Por: Pablo Gustavo Díaz
En la política argentina contemporánea, el odio ha dejado de ser un tabú moral para convertirse en un insumo estructurante de las identidades colectivas. Más que un residuo emocional del discurso, el odio cumple funciones constitutivas: delimita el campo de lo propio y lo ajeno, simplifica el caos simbólico en un antagonismo claro, y genera una lógica de pertenencia que se vuelve emocionalmente innegociable.
Este fenómeno no puede comprenderse fuera del colapso económico y social que atraviesa Argentina desde hace más de una década. En un escenario donde las promesas se han agotado y la confianza institucional está erosionada, el odio aparece menos como una patología y más como una respuesta inevitable, casi adaptativa, al fracaso sostenido. La frustración acumulada busca salida en una narrativa antagonista. A la política, en este marco, ya no le alcanza con operar desde consensos tecnocráticos; también necesita enemigos claros, afectos intensos, narrativas simples y banderas que unifiquen a los disgregados.
Desde la teoría política, Ernesto Laclau ofrece una clave para entender esta dinámica. Su concepto de "lógica agonal" reconoce que el conflicto es el corazón mismo de la política. No hay identidad sin alteridad. La constitución de un "nosotros" requiere de un "ellos" que funcione como amenaza simbólica. En este marco, el odio no es un accidente que corrompe el discurso público: es la materia con la que se tejen los significantes vacíos que agrupan demandas sociales dispersas bajo una misma bandera emocional.
Los datos empíricos confirman esta tendencia. En el estudio de Mercados & Estrategias sobre polarización afectiva, se evidenció cómo la segmentación de los electores no solo responde a preferencias racionales o ideológicas, sino a la intensidad emocional del rechazo al otro. Más del 60% de los encuestados manifestaron desconfianza o repulsión hacia los votantes del espacio político opuesto, independientemente de las propuestas concretas. La identidad política se consolida por exclusión más que por afinidad programática.
Esta lógica también se reproduce —y amplifica— en los medios y las redes. Jonah Berger, especialista en psicología del consumo y viralización de contenidos, ha demostrado que las emociones de alta activación, como el enojo, la indignación o la euforia, aumentan significativamente las probabilidades de que un contenido se comparta.

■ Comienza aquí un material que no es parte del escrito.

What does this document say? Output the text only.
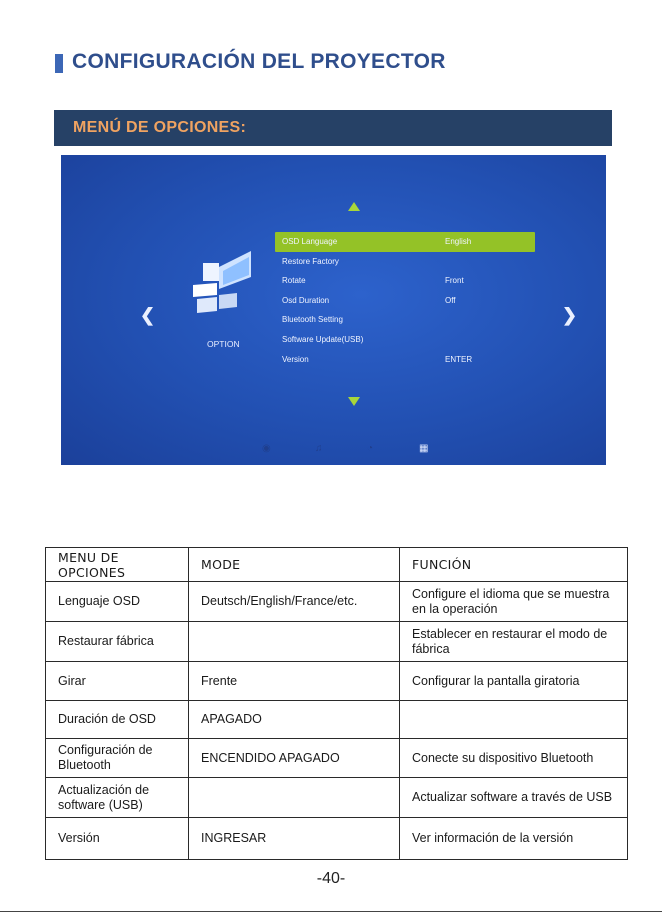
CONFIGURACIÓN DEL PROYECTOR
MENÚ DE OPCIONES:
❮	❯
OPTION
OSD Language	English
Restore Factory
Rotate	Front
Osd Duration	Off
Bluetooth Setting
Software Update(USB)
Version	ENTER
◉	♫	◔	▦
MENU DE OPCIONES	MODE	FUNCIÓN
Lenguaje OSD	Deutsch/English/France/etc.	Configure el idioma que se muestra en la operación
Restaurar fábrica		Establecer en restaurar el modo de fábrica
Girar	Frente	Configurar la pantalla giratoria
Duración de OSD	APAGADO	
Configuración de Bluetooth	ENCENDIDO APAGADO	Conecte su dispositivo Bluetooth
Actualización de software (USB)		Actualizar software a través de USB
Versión	INGRESAR	Ver información de la versión
-40-
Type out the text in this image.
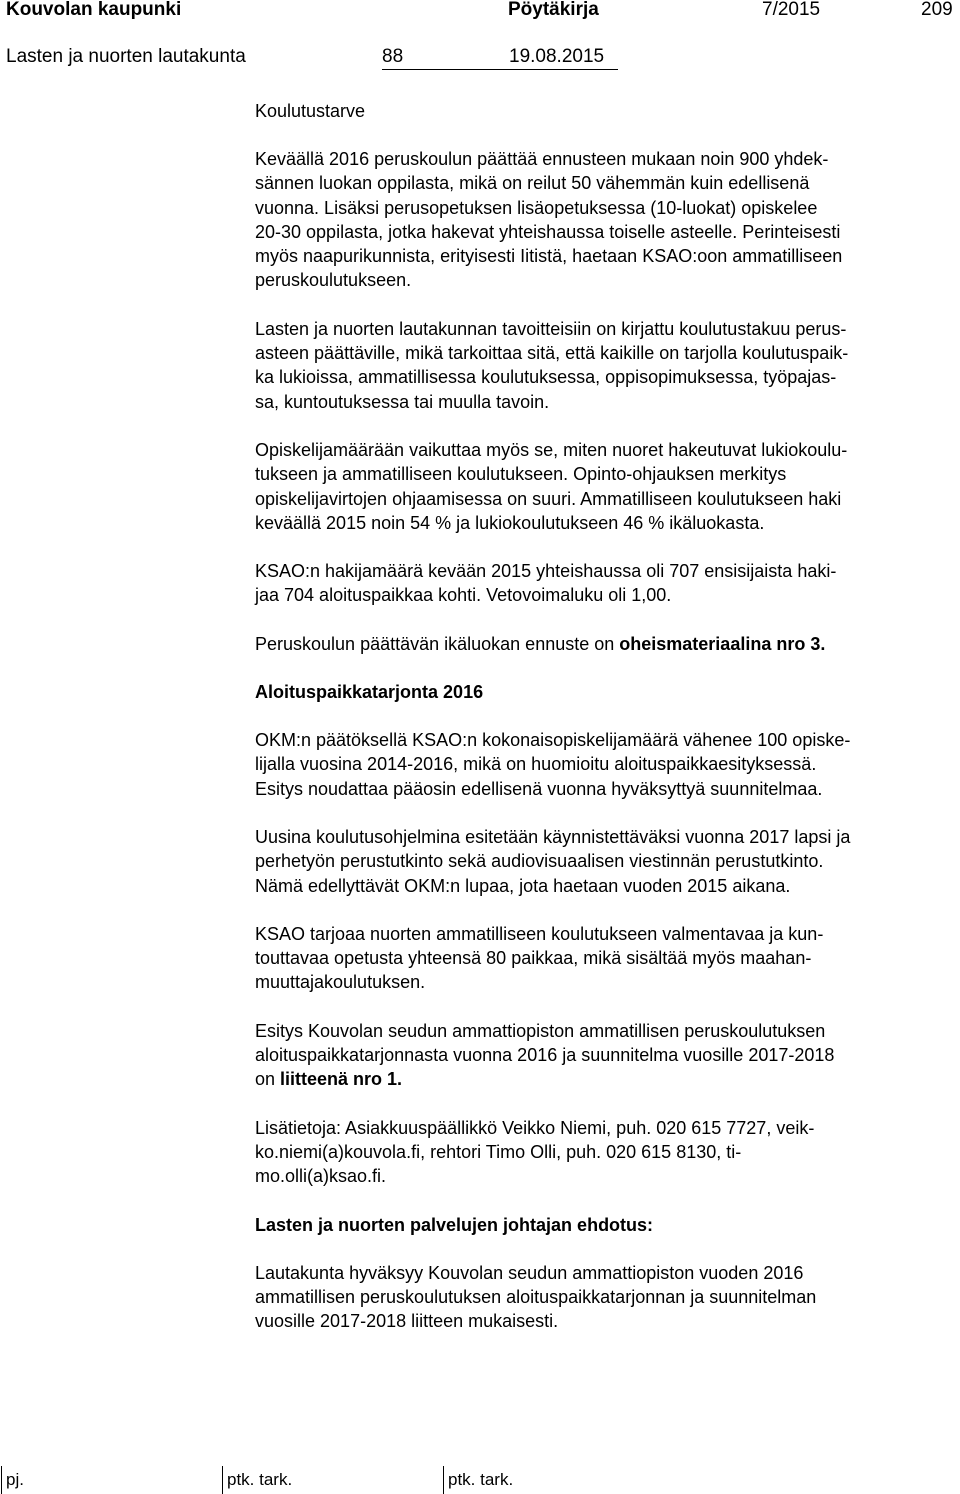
Kouvolan kaupunki	Pöytäkirja	7/2015	209
Lasten ja nuorten lautakunta	88	19.08.2015
Koulutustarve
Keväällä 2016 peruskoulun päättää ennusteen mukaan noin 900 yhdek-
sännen luokan oppilasta, mikä on reilut 50 vähemmän kuin edellisenä
vuonna. Lisäksi perusopetuksen lisäopetuksessa (10-luokat) opiskelee
20-30 oppilasta, jotka hakevat yhteishaussa toiselle asteelle. Perinteisesti
myös naapurikunnista, erityisesti Iitistä, haetaan KSAO:oon ammatilliseen
peruskoulutukseen.
Lasten ja nuorten lautakunnan tavoitteisiin on kirjattu koulutustakuu perus-
asteen päättäville, mikä tarkoittaa sitä, että kaikille on tarjolla koulutuspaik-
ka lukioissa, ammatillisessa koulutuksessa, oppisopimuksessa, työpajas-
sa, kuntoutuksessa tai muulla tavoin.
Opiskelijamäärään vaikuttaa myös se, miten nuoret hakeutuvat lukiokoulu-
tukseen ja ammatilliseen koulutukseen. Opinto-ohjauksen merkitys
opiskelijavirtojen ohjaamisessa on suuri. Ammatilliseen koulutukseen haki
keväällä 2015 noin 54 % ja lukiokoulutukseen 46 % ikäluokasta.
KSAO:n hakijamäärä kevään 2015 yhteishaussa oli 707 ensisijaista haki-
jaa 704 aloituspaikkaa kohti. Vetovoimaluku oli 1,00.
Peruskoulun päättävän ikäluokan ennuste on oheismateriaalina nro 3.
Aloituspaikkatarjonta 2016
OKM:n päätöksellä KSAO:n kokonaisopiskelijamäärä vähenee 100 opiske-
lijalla vuosina 2014-2016, mikä on huomioitu aloituspaikkaesityksessä.
Esitys noudattaa pääosin edellisenä vuonna hyväksyttyä suunnitelmaa.
Uusina koulutusohjelmina esitetään käynnistettäväksi vuonna 2017 lapsi ja
perhetyön perustutkinto sekä audiovisuaalisen viestinnän perustutkinto.
Nämä edellyttävät OKM:n lupaa, jota haetaan vuoden 2015 aikana.
KSAO tarjoaa nuorten ammatilliseen koulutukseen valmentavaa ja kun-
touttavaa opetusta yhteensä 80 paikkaa, mikä sisältää myös maahan-
muuttajakoulutuksen.
Esitys Kouvolan seudun ammattiopiston ammatillisen peruskoulutuksen
aloituspaikkatarjonnasta vuonna 2016 ja suunnitelma vuosille 2017-2018
on liitteenä nro 1.
Lisätietoja: Asiakkuuspäällikkö Veikko Niemi, puh. 020 615 7727, veik-
ko.niemi(a)kouvola.fi, rehtori Timo Olli, puh. 020 615 8130, ti-
mo.olli(a)ksao.fi.
Lasten ja nuorten palvelujen johtajan ehdotus:
Lautakunta hyväksyy Kouvolan seudun ammattiopiston vuoden 2016
ammatillisen peruskoulutuksen aloituspaikkatarjonnan ja suunnitelman
vuosille 2017-2018 liitteen mukaisesti.
pj.	ptk. tark.	ptk. tark.
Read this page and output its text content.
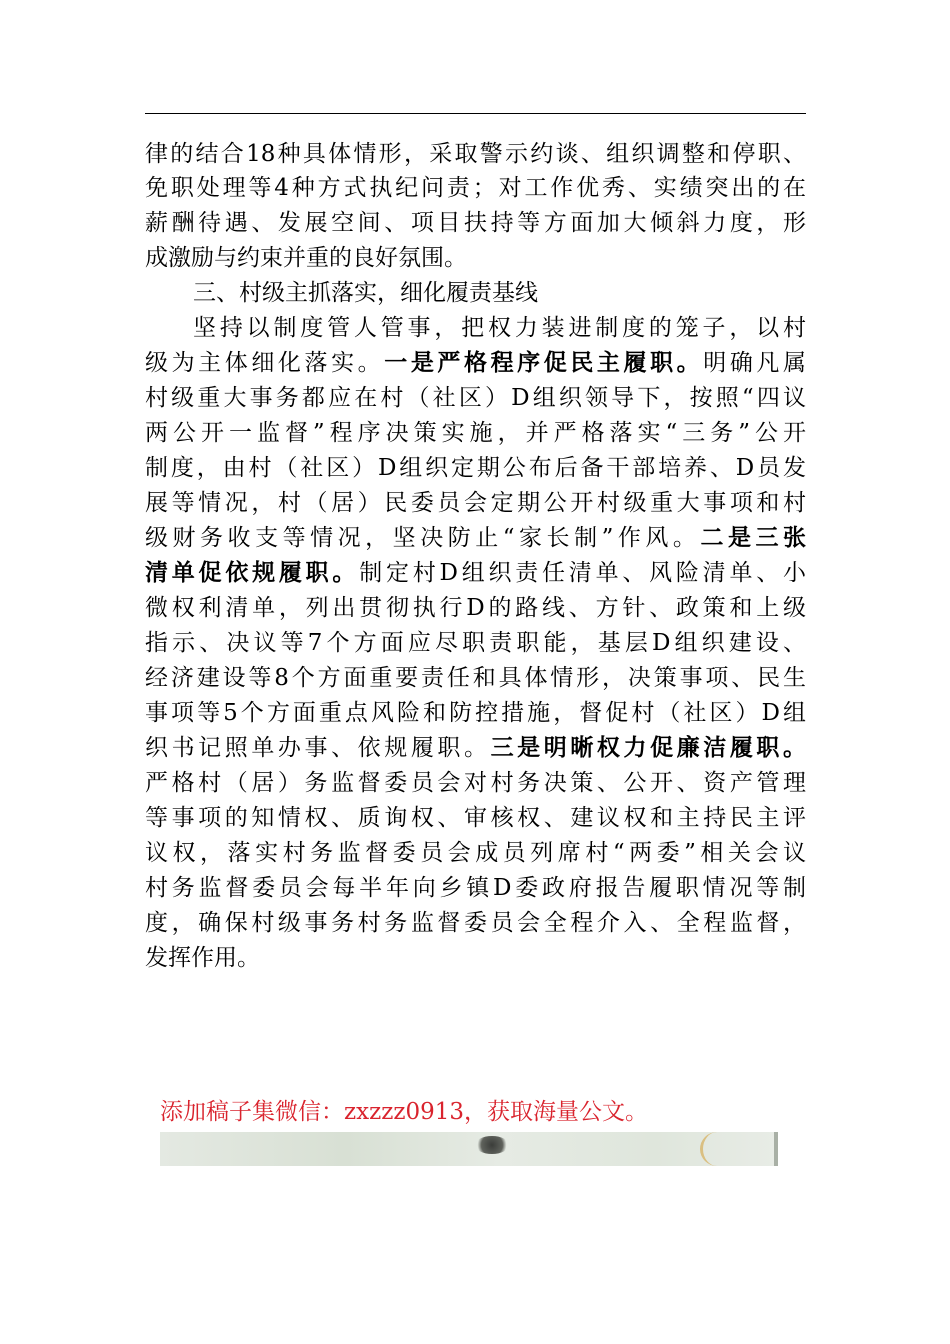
律的结合18种具体情形，采取警示约谈、组织调整和停职、
免职处理等4种方式执纪问责；对工作优秀、实绩突出的在
薪酬待遇、发展空间、项目扶持等方面加大倾斜力度，形
成激励与约束并重的良好氛围。
三、村级主抓落实，细化履责基线
坚持以制度管人管事，把权力装进制度的笼子，以村
级为主体细化落实。一是严格程序促民主履职。明确凡属
村级重大事务都应在村（社区）D组织领导下，按照“四议
两公开一监督”程序决策实施，并严格落实“三务”公开
制度，由村（社区）D组织定期公布后备干部培养、D员发
展等情况，村（居）民委员会定期公开村级重大事项和村
级财务收支等情况，坚决防止“家长制”作风。二是三张
清单促依规履职。制定村D组织责任清单、风险清单、小
微权利清单，列出贯彻执行D的路线、方针、政策和上级
指示、决议等7个方面应尽职责职能，基层D组织建设、
经济建设等8个方面重要责任和具体情形，决策事项、民生
事项等5个方面重点风险和防控措施，督促村（社区）D组
织书记照单办事、依规履职。三是明晰权力促廉洁履职。
严格村（居）务监督委员会对村务决策、公开、资产管理
等事项的知情权、质询权、审核权、建议权和主持民主评
议权，落实村务监督委员会成员列席村“两委”相关会议
村务监督委员会每半年向乡镇D委政府报告履职情况等制
度，确保村级事务村务监督委员会全程介入、全程监督，
发挥作用。
添加稿子集微信：zxzzz0913，获取海量公文。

En este ecosistema, el algoritmo no premia la argumentación racional, sino la intensidad afectiva. La viralización se convierte en un sistema de recompensa emocional que fortalece las identidades cerradas y sanciona cualquier gesto de disonancia.
El caso reciente del periodista Pedro Rosemblat ilustra con precisión este fenómeno. Al invitar a Eduardo Feinmann a su programa de stream, intentó abrir un canal de conversación con un actor identificado con el espacio ideológico opuesto. Lejos de ser celebrado como un gesto democrático, fue objeto de un feroz escarnio por parte de su propia audiencia, que lo acusó de “blanquear” al enemigo. El mensaje fue claro: en contextos de alta polarización afectiva, incluso la intención de diálogo puede percibirse como una traición simbólica.
En este sentido, el enfrentamiento entre Javier Milei y el ecosistema mediático tradicional no debe leerse solo como una disputa de egos o estilos. Es una puesta en escena estratégica donde el presidente, consciente de la lógica afectiva de sus seguidores, dramatiza el antagonismo con un adversario que opera como "casta simbólica": la prensa. Los intentos del periodismo tradicional de desacreditarlo —ya sea cuestionando su estabilidad emocional, su viabilidad política o asociándolo con Hitler— suelen tener un efecto boomerang, reforzando en su electorado la sensación de que está enfrentando a un sistema que quiere silenciarlo. La cancelación intentada se resignifica como validación narrativa.
Es tentador juzgar este clima desde una superioridad moral, lamentando la pérdida del diálogo racional o la cultura del respeto, como lo hacen la mayoría de mis colegas en sus intervenciones públicas. Pero considero más útil —y menos hipócrita— aceptar que el odio no es una disfunción ocasional, sino una herramienta con lógica propia en contextos de crisis de representación. No es deseable, pero sí explicable. Y quizás inevitable.
Mientras la política siga funcionando como campo de disputa entre relatos, el odio seguirá siendo parte del repertorio afectivo necesario para ordenar el caos simbólico, construir lealtades y marcar fronteras. La pregunta ya no es cómo evitarlo, sino cómo gestionarlo sin que devore todo a su paso.